L
e monde de Troy se peuple volontiers de bêtes étranges en tous genres. Dans ces contrées, la ville de Triban, située sur des marécages, dominant les mers, aurait pu craindre une menace venue des flots plutôt que des airs. Tout au contraire, les dégâts sont provoqués par des créatures volantes : les gargouilles. La nuit venue, ces êtres de pierre prennent vie et détruisent les murs qui les supportent, principalement ceux des palais. Les soldats ont beau réduire en miettes ces démolisseurs nocturnes, ces derniers renaissent inlassablement au crépuscule. Peu à peu, ils en viennent à endommager même les simples structures et à attaquer la population. La situation préoccupe l'Edyle, sorte de maire de la ville de Triban. Il fait appel à un célèbre magicien pour combattre le sort, mais la solution viendra peut-être d'un barbare, un colosse fraîchement débarqué en ville pour chercher du travail auprès des milices des grandes familles. À moins que ses talents de musicien ne supplantent son âpreté au combat et n'envoûtent à la fois les pistes de danse et Cizille, la fille de l'Edyle.
Imaginées par le père d'une certaine Heroic Fantasy à la française, Christophe Arleston, auteur de toutes les séries de Troy, ces nouvelles terres enchantées sont conçues avec la même recette que les précédentes : un monde menacé par la magie, une jolie fille peu vêtue et hautaine, un barbare pas très évolué mais bon combattant, le tout bercé par la musique, sûrement du Rock'n'Troll. Les animaux imaginaires ne sont pas légion à Triban, contrairement au reste du monde de Troy, à l'exception donc des Gargouilles. Arleston change de registre au niveau des influences vestimentaires et esthétiques. Le Moyen Âge revisité de la plupart des scénarii de Fantasy laisse place à un certain dandysme, à une élégance plutôt XVIIIe siècle. Les perruques fardées ne sont pas si loin. La ville de Triban elle-même évoque cette époque historique, avec sa construction sur les flots, rappelant Venise. L’histoire en elle-même est plaisante, menée tambour battant, mais l'originalité n'est pas encore très vive. La maîtrise du scénario d'Arleston se fait sentir à chaque planche, avec, pour chaque épisode, un en-tête avec une grande case décorative et une conclusion identique. Cette orchestration au métronome rythme l'album de manière assez conventionnelle quoique très efficace. Tout le métier du narrateur est en marche.

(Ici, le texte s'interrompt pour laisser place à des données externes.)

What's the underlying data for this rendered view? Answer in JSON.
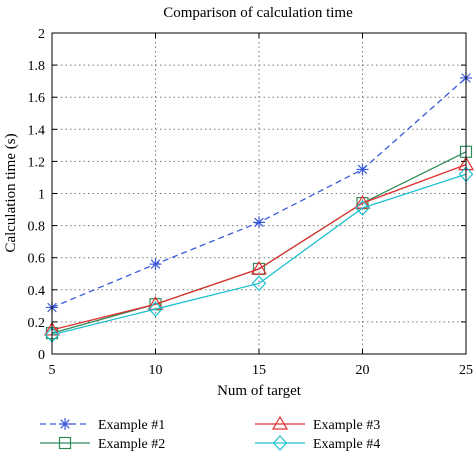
{
  "chart_data": {
    "type": "line",
    "title": "Comparison of calculation time",
    "xlabel": "Num of target",
    "ylabel": "Calculation time (s)",
    "x": [
      5,
      10,
      15,
      20,
      25
    ],
    "xlim": [
      5,
      25
    ],
    "ylim": [
      0,
      2
    ],
    "xticks": [
      "5",
      "10",
      "15",
      "20",
      "25"
    ],
    "yticks": [
      "0",
      "0.2",
      "0.4",
      "0.6",
      "0.8",
      "1",
      "1.2",
      "1.4",
      "1.6",
      "1.8",
      "2"
    ],
    "grid": true,
    "legend_position": "bottom",
    "series": [
      {
        "name": "Example #1",
        "values": [
          0.29,
          0.56,
          0.82,
          1.15,
          1.72
        ],
        "color": "#3b5bdb",
        "dash": true,
        "marker": "asterisk"
      },
      {
        "name": "Example #2",
        "values": [
          0.13,
          0.31,
          0.53,
          0.94,
          1.26
        ],
        "color": "#2e8b57",
        "dash": false,
        "marker": "square"
      },
      {
        "name": "Example #3",
        "values": [
          0.15,
          0.31,
          0.53,
          0.94,
          1.18
        ],
        "color": "#e03131",
        "dash": false,
        "marker": "triangle"
      },
      {
        "name": "Example #4",
        "values": [
          0.12,
          0.28,
          0.44,
          0.91,
          1.12
        ],
        "color": "#1fc0d0",
        "dash": false,
        "marker": "diamond"
      }
    ]
  }
}
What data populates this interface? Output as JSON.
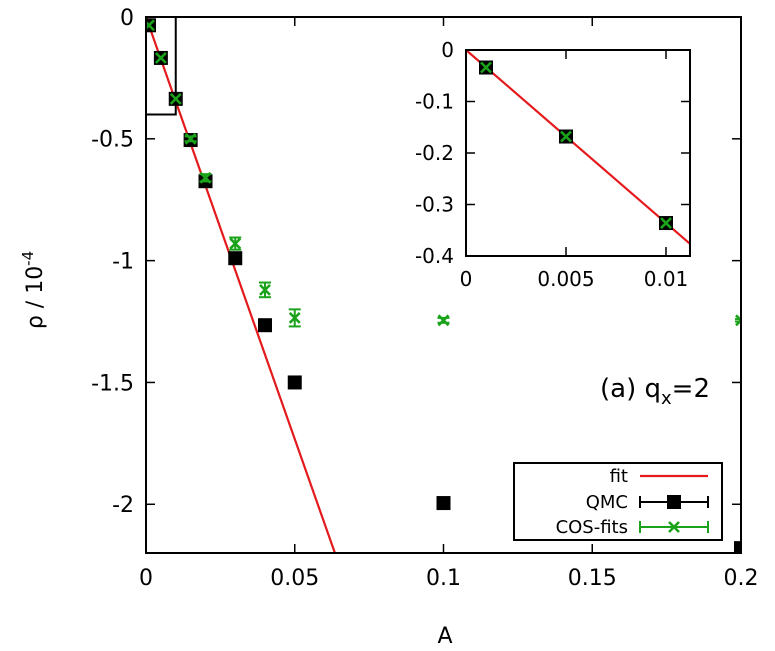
{
  "chart_data": [
    {
      "type": "scatter",
      "role": "main",
      "title": "",
      "xlabel": "A",
      "ylabel_base": "ρ / 10",
      "ylabel_exp": "-4",
      "xlim": [
        0,
        0.2
      ],
      "ylim": [
        -2.2,
        0
      ],
      "x_ticks": [
        0,
        0.05,
        0.1,
        0.15,
        0.2
      ],
      "x_tick_labels": [
        "0",
        "0.05",
        "0.1",
        "0.15",
        "0.2"
      ],
      "y_ticks": [
        0,
        -0.5,
        -1,
        -1.5,
        -2
      ],
      "y_tick_labels": [
        "0",
        "-0.5",
        "-1",
        "-1.5",
        "-2"
      ],
      "annotation": {
        "prefix": "(a) q",
        "sub": "x",
        "suffix": "=2"
      },
      "zoom_box": {
        "x": [
          0,
          0.01
        ],
        "y": [
          -0.4,
          0
        ]
      },
      "series": [
        {
          "name": "fit",
          "kind": "line",
          "color": "#e41a1c",
          "x": [
            0,
            0.0635
          ],
          "y": [
            0,
            -2.2
          ]
        },
        {
          "name": "QMC",
          "kind": "square",
          "color": "#000000",
          "x": [
            0.001,
            0.005,
            0.01,
            0.015,
            0.02,
            0.03,
            0.04,
            0.05,
            0.1,
            0.2
          ],
          "y": [
            -0.034,
            -0.168,
            -0.336,
            -0.505,
            -0.674,
            -0.99,
            -1.265,
            -1.5,
            -1.995,
            -2.18
          ],
          "err": [
            0,
            0,
            0,
            0,
            0,
            0,
            0,
            0,
            0,
            0
          ]
        },
        {
          "name": "COS-fits",
          "kind": "cross",
          "color": "#1aa31a",
          "x": [
            0.001,
            0.005,
            0.01,
            0.015,
            0.02,
            0.03,
            0.04,
            0.05,
            0.1,
            0.2
          ],
          "y": [
            -0.034,
            -0.168,
            -0.336,
            -0.5,
            -0.66,
            -0.93,
            -1.12,
            -1.235,
            -1.245,
            -1.245
          ],
          "err": [
            0,
            0,
            0,
            0.01,
            0.015,
            0.025,
            0.03,
            0.035,
            0.01,
            0.005
          ]
        }
      ],
      "legend": [
        {
          "label": "fit",
          "series": "fit"
        },
        {
          "label": "QMC",
          "series": "QMC"
        },
        {
          "label": "COS-fits",
          "series": "COS-fits"
        }
      ],
      "legend_position": "bottom-right"
    },
    {
      "type": "scatter",
      "role": "inset",
      "xlim": [
        0,
        0.0112
      ],
      "ylim": [
        -0.4,
        0
      ],
      "x_ticks": [
        0,
        0.005,
        0.01
      ],
      "x_tick_labels": [
        "0",
        "0.005",
        "0.01"
      ],
      "y_ticks": [
        0,
        -0.1,
        -0.2,
        -0.3,
        -0.4
      ],
      "y_tick_labels": [
        "0",
        "-0.1",
        "-0.2",
        "-0.3",
        "-0.4"
      ],
      "series": [
        {
          "name": "fit",
          "kind": "line",
          "color": "#e41a1c",
          "x": [
            0,
            0.0112
          ],
          "y": [
            0,
            -0.3763
          ]
        },
        {
          "name": "QMC",
          "kind": "square",
          "color": "#000000",
          "x": [
            0.001,
            0.005,
            0.01
          ],
          "y": [
            -0.034,
            -0.168,
            -0.336
          ]
        },
        {
          "name": "COS-fits",
          "kind": "cross",
          "color": "#1aa31a",
          "x": [
            0.001,
            0.005,
            0.01
          ],
          "y": [
            -0.034,
            -0.168,
            -0.336
          ]
        }
      ]
    }
  ]
}
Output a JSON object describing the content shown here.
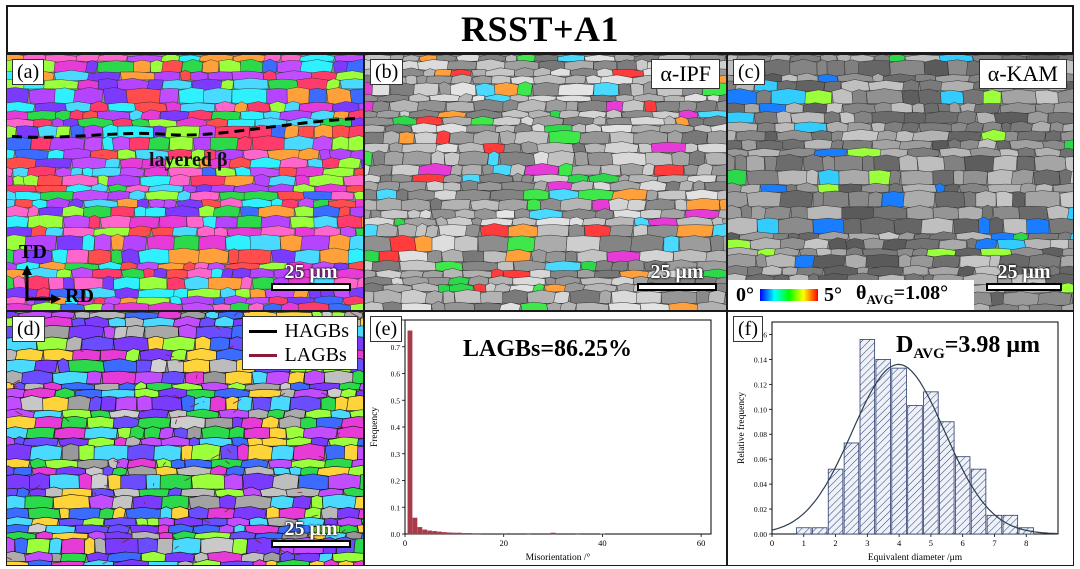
{
  "figure_title": "RSST+A1",
  "panels": {
    "a": {
      "tag": "(a)",
      "annotation": "layered β",
      "axis_td": "TD",
      "axis_rd": "RD",
      "scale": "25 μm"
    },
    "b": {
      "tag": "(b)",
      "label": "α-IPF",
      "scale": "25 μm"
    },
    "c": {
      "tag": "(c)",
      "label": "α-KAM",
      "scale": "25 μm",
      "kam_min": "0°",
      "kam_max": "5°",
      "theta_avg": "θ",
      "theta_sub": "AVG",
      "theta_val": "=1.08°"
    },
    "d": {
      "tag": "(d)",
      "scale": "25 μm",
      "legend": [
        {
          "name": "HAGBs",
          "color": "#000000"
        },
        {
          "name": "LAGBs",
          "color": "#8b1a3a"
        }
      ]
    }
  },
  "chart_data": [
    {
      "panel": "e",
      "tag": "(e)",
      "type": "bar",
      "annotation": "LAGBs=86.25%",
      "xlabel": "Misorientation /°",
      "ylabel": "Frequency",
      "xlim": [
        0,
        62
      ],
      "ylim": [
        0,
        0.8
      ],
      "xticks": [
        "0",
        "20",
        "40",
        "60"
      ],
      "yticks": [
        "0.0",
        "0.1",
        "0.2",
        "0.3",
        "0.4",
        "0.5",
        "0.6",
        "0.7",
        "0.8"
      ],
      "bar_color": "#a83a4a",
      "x": [
        1,
        2,
        3,
        4,
        5,
        6,
        7,
        8,
        9,
        10,
        11,
        12,
        13,
        14,
        15,
        20,
        25,
        30,
        35,
        40
      ],
      "values": [
        0.76,
        0.06,
        0.025,
        0.016,
        0.012,
        0.01,
        0.008,
        0.006,
        0.005,
        0.004,
        0.004,
        0.003,
        0.003,
        0.002,
        0.002,
        0.002,
        0.002,
        0.004,
        0.002,
        0.001
      ]
    },
    {
      "panel": "f",
      "tag": "(f)",
      "type": "bar",
      "annotation_main": "D",
      "annotation_sub": "AVG",
      "annotation_val": "=3.98 μm",
      "xlabel": "Equivalent diameter /μm",
      "ylabel": "Relative frequency",
      "xlim": [
        0,
        9
      ],
      "ylim": [
        0,
        0.17
      ],
      "xticks": [
        "0",
        "1",
        "2",
        "3",
        "4",
        "5",
        "6",
        "7",
        "8"
      ],
      "yticks": [
        "0.00",
        "0.02",
        "0.04",
        "0.06",
        "0.08",
        "0.10",
        "0.12",
        "0.14",
        "0.16"
      ],
      "bar_color": "#2c3e70",
      "x": [
        1.0,
        1.5,
        2.0,
        2.5,
        3.0,
        3.5,
        4.0,
        4.5,
        5.0,
        5.5,
        6.0,
        6.5,
        7.0,
        7.5,
        8.0
      ],
      "values": [
        0.005,
        0.005,
        0.052,
        0.073,
        0.156,
        0.14,
        0.133,
        0.103,
        0.114,
        0.09,
        0.062,
        0.052,
        0.015,
        0.015,
        0.005
      ],
      "fit_mean": 3.98,
      "fit_sd": 1.45,
      "fit_peak": 0.136
    }
  ]
}
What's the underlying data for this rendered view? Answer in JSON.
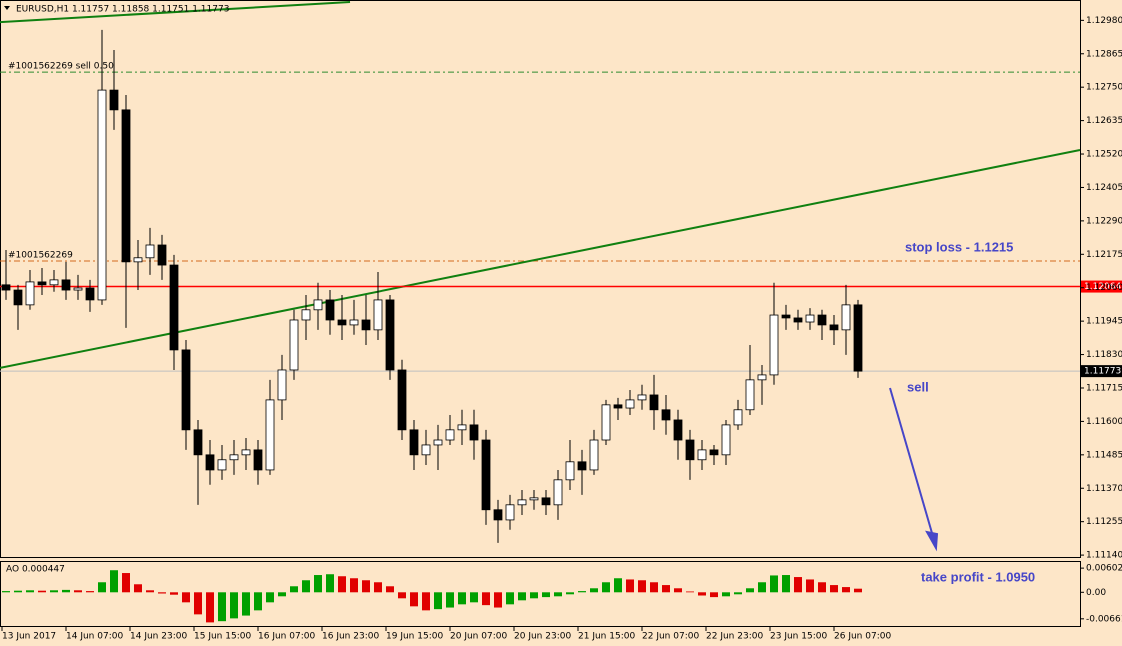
{
  "chart_data": [
    {
      "type": "candlestick",
      "title": "EURUSD,H1  1.11757 1.11858 1.11751 1.11773",
      "ylim": [
        1.1113,
        1.1305
      ],
      "yticks": [
        {
          "value": 1.1298,
          "label": "1.12980"
        },
        1.12865,
        {
          "value": 1.1275,
          "label": "1.12750"
        },
        1.12635,
        {
          "value": 1.1252,
          "label": "1.12520"
        },
        1.12405,
        {
          "value": 1.1229,
          "label": "1.12290"
        },
        1.12175,
        {
          "value": 1.1206,
          "label": "1.12060"
        },
        1.11945,
        {
          "value": 1.1183,
          "label": "1.11830"
        },
        1.11715,
        {
          "value": 1.116,
          "label": "1.11600"
        },
        1.11485,
        {
          "value": 1.1137,
          "label": "1.11370"
        },
        1.11255,
        {
          "value": 1.1114,
          "label": "1.11140"
        }
      ],
      "time_labels": [
        "13 Jun 2017",
        "14 Jun 07:00",
        "14 Jun 23:00",
        "15 Jun 15:00",
        "16 Jun 07:00",
        "16 Jun 23:00",
        "19 Jun 15:00",
        "20 Jun 07:00",
        "20 Jun 23:00",
        "21 Jun 15:00",
        "22 Jun 07:00",
        "22 Jun 23:00",
        "23 Jun 15:00",
        "26 Jun 07:00"
      ],
      "up_color": "#ffffff",
      "down_color": "#000000",
      "values": [
        [
          1.1207,
          1.1219,
          1.12018,
          1.12052
        ],
        [
          1.12052,
          1.1207,
          1.11915,
          1.12001
        ],
        [
          1.12001,
          1.12121,
          1.11984,
          1.1208
        ],
        [
          1.1208,
          1.12128,
          1.12035,
          1.1207
        ],
        [
          1.1207,
          1.12121,
          1.12046,
          1.12087
        ],
        [
          1.12087,
          1.12149,
          1.12018,
          1.12052
        ],
        [
          1.12052,
          1.12104,
          1.12018,
          1.12059
        ],
        [
          1.12059,
          1.12087,
          1.11977,
          1.12018
        ],
        [
          1.12018,
          1.12947,
          1.12001,
          1.1274
        ],
        [
          1.1274,
          1.12878,
          1.12603,
          1.12672
        ],
        [
          1.12672,
          1.12723,
          1.11922,
          1.12149
        ],
        [
          1.12149,
          1.12224,
          1.12052,
          1.12163
        ],
        [
          1.12163,
          1.12266,
          1.12104,
          1.12207
        ],
        [
          1.12207,
          1.12242,
          1.12087,
          1.12138
        ],
        [
          1.12138,
          1.12173,
          1.11777,
          1.11846
        ],
        [
          1.11846,
          1.1188,
          1.11502,
          1.11571
        ],
        [
          1.11571,
          1.11605,
          1.11313,
          1.11485
        ],
        [
          1.11485,
          1.11536,
          1.11382,
          1.11433
        ],
        [
          1.11433,
          1.11519,
          1.11399,
          1.11468
        ],
        [
          1.11468,
          1.11536,
          1.11416,
          1.11485
        ],
        [
          1.11485,
          1.11543,
          1.11433,
          1.11502
        ],
        [
          1.11502,
          1.11536,
          1.11382,
          1.11433
        ],
        [
          1.11433,
          1.11743,
          1.11416,
          1.11674
        ],
        [
          1.11674,
          1.11829,
          1.11605,
          1.11777
        ],
        [
          1.11777,
          1.11984,
          1.11743,
          1.11949
        ],
        [
          1.11949,
          1.12035,
          1.1188,
          1.11984
        ],
        [
          1.11984,
          1.12077,
          1.11915,
          1.12018
        ],
        [
          1.12018,
          1.12052,
          1.11898,
          1.11949
        ],
        [
          1.11949,
          1.12035,
          1.1188,
          1.11932
        ],
        [
          1.11932,
          1.12018,
          1.11898,
          1.11949
        ],
        [
          1.11949,
          1.12035,
          1.11863,
          1.11915
        ],
        [
          1.11915,
          1.12114,
          1.1188,
          1.12018
        ],
        [
          1.12018,
          1.12035,
          1.11743,
          1.11777
        ],
        [
          1.11777,
          1.11812,
          1.11536,
          1.11571
        ],
        [
          1.11571,
          1.11605,
          1.11433,
          1.11485
        ],
        [
          1.11485,
          1.11571,
          1.1145,
          1.11519
        ],
        [
          1.11519,
          1.11588,
          1.11433,
          1.11536
        ],
        [
          1.11536,
          1.11622,
          1.11519,
          1.11571
        ],
        [
          1.11571,
          1.1164,
          1.11519,
          1.11588
        ],
        [
          1.11588,
          1.1164,
          1.11468,
          1.11536
        ],
        [
          1.11536,
          1.11571,
          1.11244,
          1.11296
        ],
        [
          1.11296,
          1.1133,
          1.11182,
          1.11261
        ],
        [
          1.11261,
          1.11347,
          1.11227,
          1.11313
        ],
        [
          1.11313,
          1.11364,
          1.11278,
          1.1133
        ],
        [
          1.1133,
          1.11364,
          1.11296,
          1.11337
        ],
        [
          1.11337,
          1.11364,
          1.11278,
          1.11313
        ],
        [
          1.11313,
          1.11433,
          1.11261,
          1.11399
        ],
        [
          1.11399,
          1.11536,
          1.11364,
          1.11461
        ],
        [
          1.11461,
          1.11502,
          1.11347,
          1.11433
        ],
        [
          1.11433,
          1.11571,
          1.11416,
          1.11536
        ],
        [
          1.11536,
          1.11674,
          1.11519,
          1.11657
        ],
        [
          1.11657,
          1.11681,
          1.11605,
          1.11646
        ],
        [
          1.11646,
          1.11708,
          1.11622,
          1.11674
        ],
        [
          1.11674,
          1.11726,
          1.1164,
          1.11691
        ],
        [
          1.11691,
          1.1176,
          1.11571,
          1.1164
        ],
        [
          1.1164,
          1.11691,
          1.11554,
          1.11605
        ],
        [
          1.11605,
          1.1164,
          1.11468,
          1.11536
        ],
        [
          1.11536,
          1.11571,
          1.11399,
          1.11468
        ],
        [
          1.11468,
          1.11536,
          1.11433,
          1.11502
        ],
        [
          1.11502,
          1.11519,
          1.1145,
          1.11485
        ],
        [
          1.11485,
          1.11605,
          1.1145,
          1.11588
        ],
        [
          1.11588,
          1.11674,
          1.11571,
          1.1164
        ],
        [
          1.1164,
          1.11863,
          1.11622,
          1.11743
        ],
        [
          1.11743,
          1.11794,
          1.11657,
          1.1176
        ],
        [
          1.1176,
          1.12077,
          1.11726,
          1.11966
        ],
        [
          1.11966,
          1.12001,
          1.11915,
          1.11956
        ],
        [
          1.11956,
          1.11984,
          1.11915,
          1.11942
        ],
        [
          1.11942,
          1.1199,
          1.11915,
          1.11966
        ],
        [
          1.11966,
          1.11984,
          1.1188,
          1.11932
        ],
        [
          1.11932,
          1.11966,
          1.11863,
          1.11915
        ],
        [
          1.11915,
          1.1207,
          1.11829,
          1.12001
        ],
        [
          1.12001,
          1.12018,
          1.1175,
          1.11773
        ]
      ],
      "current_price": 1.11773,
      "hlines": [
        {
          "value": 1.12064,
          "color": "#ff0000"
        }
      ],
      "orders": [
        {
          "label": "#1001562269 sell 0.50",
          "value": 1.12802,
          "color": "#2e8b2e"
        },
        {
          "label": "#1001562269",
          "value": 1.12152,
          "color": "#d2691e"
        }
      ],
      "trendlines": [
        {
          "color": "#108010",
          "x": [
            -0.5,
            89.5
          ],
          "y": [
            1.11784,
            1.12534
          ]
        },
        {
          "color": "#108010",
          "x": [
            -0.5,
            28.67
          ],
          "y": [
            1.12974,
            1.13043
          ]
        }
      ],
      "annotations": [
        "stop loss - 1.1215",
        "sell",
        "take profit - 1.0950"
      ]
    },
    {
      "type": "bar",
      "title": "AO 0.000447",
      "ylim": [
        -0.0084,
        0.0078
      ],
      "yticks": [
        0.006025,
        {
          "value": 0,
          "label": "0.00"
        },
        -0.00661
      ],
      "up_color": "#00a000",
      "down_color": "#e00000",
      "values": [
        0.0003,
        0.0004,
        0.0005,
        0.0004,
        0.0005,
        0.0006,
        0.0005,
        0.0003,
        0.0025,
        0.0055,
        0.0048,
        0.002,
        0.0005,
        -0.0003,
        -0.0006,
        -0.0025,
        -0.0055,
        -0.0075,
        -0.0072,
        -0.0065,
        -0.0058,
        -0.0045,
        -0.0025,
        -0.001,
        0.0015,
        0.003,
        0.0043,
        0.0045,
        0.004,
        0.0035,
        0.003,
        0.0025,
        0.0015,
        -0.0015,
        -0.0035,
        -0.0045,
        -0.0042,
        -0.0038,
        -0.003,
        -0.0025,
        -0.0032,
        -0.0038,
        -0.003,
        -0.002,
        -0.0015,
        -0.0012,
        -0.001,
        -0.0005,
        0.0003,
        0.001,
        0.0025,
        0.0035,
        0.0032,
        0.003,
        0.0025,
        0.0018,
        0.001,
        0.0002,
        -0.0008,
        -0.0012,
        -0.001,
        -0.0005,
        0.001,
        0.0025,
        0.0042,
        0.0043,
        0.0038,
        0.0032,
        0.0025,
        0.0018,
        0.0013,
        0.0009
      ]
    }
  ]
}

Les influences données par le scénariste conviennent parfaitement au graphisme de Didier Cassegrain, aux lignes très élancées, au style semi-réaliste, tantôt dur, tantôt souple et élégant. Les personnages frisent parfois la caricature pour mieux exprimer leur rang social ou leur fonction. Le dessin est riche et séduisant, doté d'une mise en couleurs soignée, prenant en compte les jeux de lumière extérieur/ intérieur, ce qui n'est pas si fréquent. Il est regrettable toutefois de noter une faiblesse au niveau de la fluidité des scènes de combats où l’enchaînement des cases n'est pas parfait, surtout du point de vue du placement des personnages. La carrure des protagonistes manque de relief, ils semblent collés sur le décor. Les gargouilles elles-mêmes ne relèvent pas d'une grande créativité ni d'un réel esthétisme. Tout cela atténue la qualité d'un album, mais les adolescents, cœur de cible de ce nouveau Monde de Troy, sauront peut-être ne pas en tenir rigueur au dessinateur.
L'Heure de la gargouille est un album sympathique, vivant, entraînant, mais peu surprenant.
je viens de lire ce dernier album et je suis un peu déçu car le scénario d'Arleston n'est qu'une transposition du joueur de flûte d'Hamelin dans l'univers de Troye. Pas très original tout ça ! Heureusement le dessin de Didier Cassegrain est toujours aussi sublime et permet de passer un bon moment.